If you’re stopped by a sheriff’s deputy in Los Angeles County, get ready to have your photo taken. The sheriff’s department will equip deputies with mobile facial recognition technology to expand the largest biometric database outside of the FBI, according to procurement documents.

A $3.5 million contract with DataWorks Plus LLC that was unanimously approved by the Los Angeles County Board of Supervisors provides a seven-year extension to the sheriff’s existing lease for Cognitec Systems’ facial recognition software and hardware – including servers and hundreds of smartphones and tablets – that deputies will use to identify people whom they encounter in the field.

The documents also indicate that the technology will have the ability to compilewatch lists, which Los Angeles-area law enforcement officers have used to identify people who have open warrants or were documented as active gang members.

Last fall, Reveal uncovered the Los Angeles sheriff’s department initiative to build a massive database of biometric information – fingerprints, iris scans, palm prints and, potentially, voice recordings – taken from arrestees and other people who are stopped by deputies in public. Sheriff’s deputies have been collecting fingerprints with mobile devices for years. However, the new contract significantly increases the number of devices used by deputies to run images of people through the software to identify wanted individuals.

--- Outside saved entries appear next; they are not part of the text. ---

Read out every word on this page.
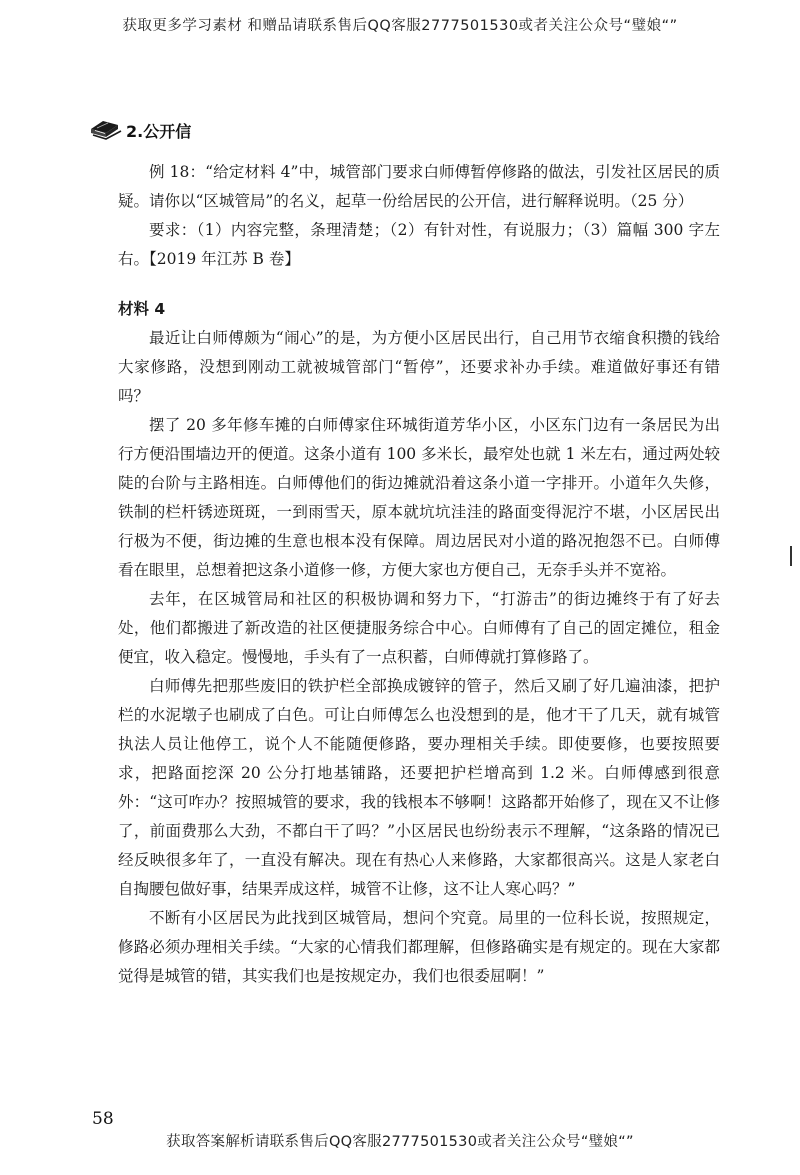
获取更多学习素材 和赠品请联系售后QQ客服2777501530或者关注公众号“璧娘“”
2.公开信

例 18：“给定材料 4”中，城管部门要求白师傅暂停修路的做法，引发社区居民的质疑。请你以“区城管局”的名义，起草一份给居民的公开信，进行解释说明。（25 分）

要求：（1）内容完整，条理清楚；（2）有针对性，有说服力；（3）篇幅 300 字左右。【2019 年江苏 B 卷】

材料 4

最近让白师傅颇为“闹心”的是，为方便小区居民出行，自己用节衣缩食积攒的钱给大家修路，没想到刚动工就被城管部门“暂停”，还要求补办手续。难道做好事还有错吗？

摆了 20 多年修车摊的白师傅家住环城街道芳华小区，小区东门边有一条居民为出行方便沿围墙边开的便道。这条小道有 100 多米长，最窄处也就 1 米左右，通过两处较陡的台阶与主路相连。白师傅他们的街边摊就沿着这条小道一字排开。小道年久失修，铁制的栏杆锈迹斑斑，一到雨雪天，原本就坑坑洼洼的路面变得泥泞不堪，小区居民出行极为不便，街边摊的生意也根本没有保障。周边居民对小道的路况抱怨不已。白师傅看在眼里，总想着把这条小道修一修，方便大家也方便自己，无奈手头并不宽裕。

去年，在区城管局和社区的积极协调和努力下，“打游击”的街边摊终于有了好去处，他们都搬进了新改造的社区便捷服务综合中心。白师傅有了自己的固定摊位，租金便宜，收入稳定。慢慢地，手头有了一点积蓄，白师傅就打算修路了。

白师傅先把那些废旧的铁护栏全部换成镀锌的管子，然后又刷了好几遍油漆，把护栏的水泥墩子也刷成了白色。可让白师傅怎么也没想到的是，他才干了几天，就有城管执法人员让他停工，说个人不能随便修路，要办理相关手续。即使要修，也要按照要求，把路面挖深 20 公分打地基铺路，还要把护栏增高到 1.2 米。白师傅感到很意外：“这可咋办？按照城管的要求，我的钱根本不够啊！这路都开始修了，现在又不让修了，前面费那么大劲，不都白干了吗？”小区居民也纷纷表示不理解，“这条路的情况已经反映很多年了，一直没有解决。现在有热心人来修路，大家都很高兴。这是人家老白自掏腰包做好事，结果弄成这样，城管不让修，这不让人寒心吗？”

不断有小区居民为此找到区城管局，想问个究竟。局里的一位科长说，按照规定，修路必须办理相关手续。“大家的心情我们都理解，但修路确实是有规定的。现在大家都觉得是城管的错，其实我们也是按规定办，我们也很委屈啊！”

58
获取答案解析请联系售后QQ客服2777501530或者关注公众号“璧娘“”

The new equipment in Los Angeles is part of a steady, quiet evolution occurring across the country over how law enforcement officers interact with the public. Biometric information obtained by law enforcement agencies will be shared with other government agencies and private companies. On the consumer side, biometric security and identifiers are being built into devices as varied as smartphones, car locks and gaming consoles. But civil liberties groups are questioning who will have access to such information, how it will be shared and used, and whether this new technology will result in false identifications driven by inaccurate software.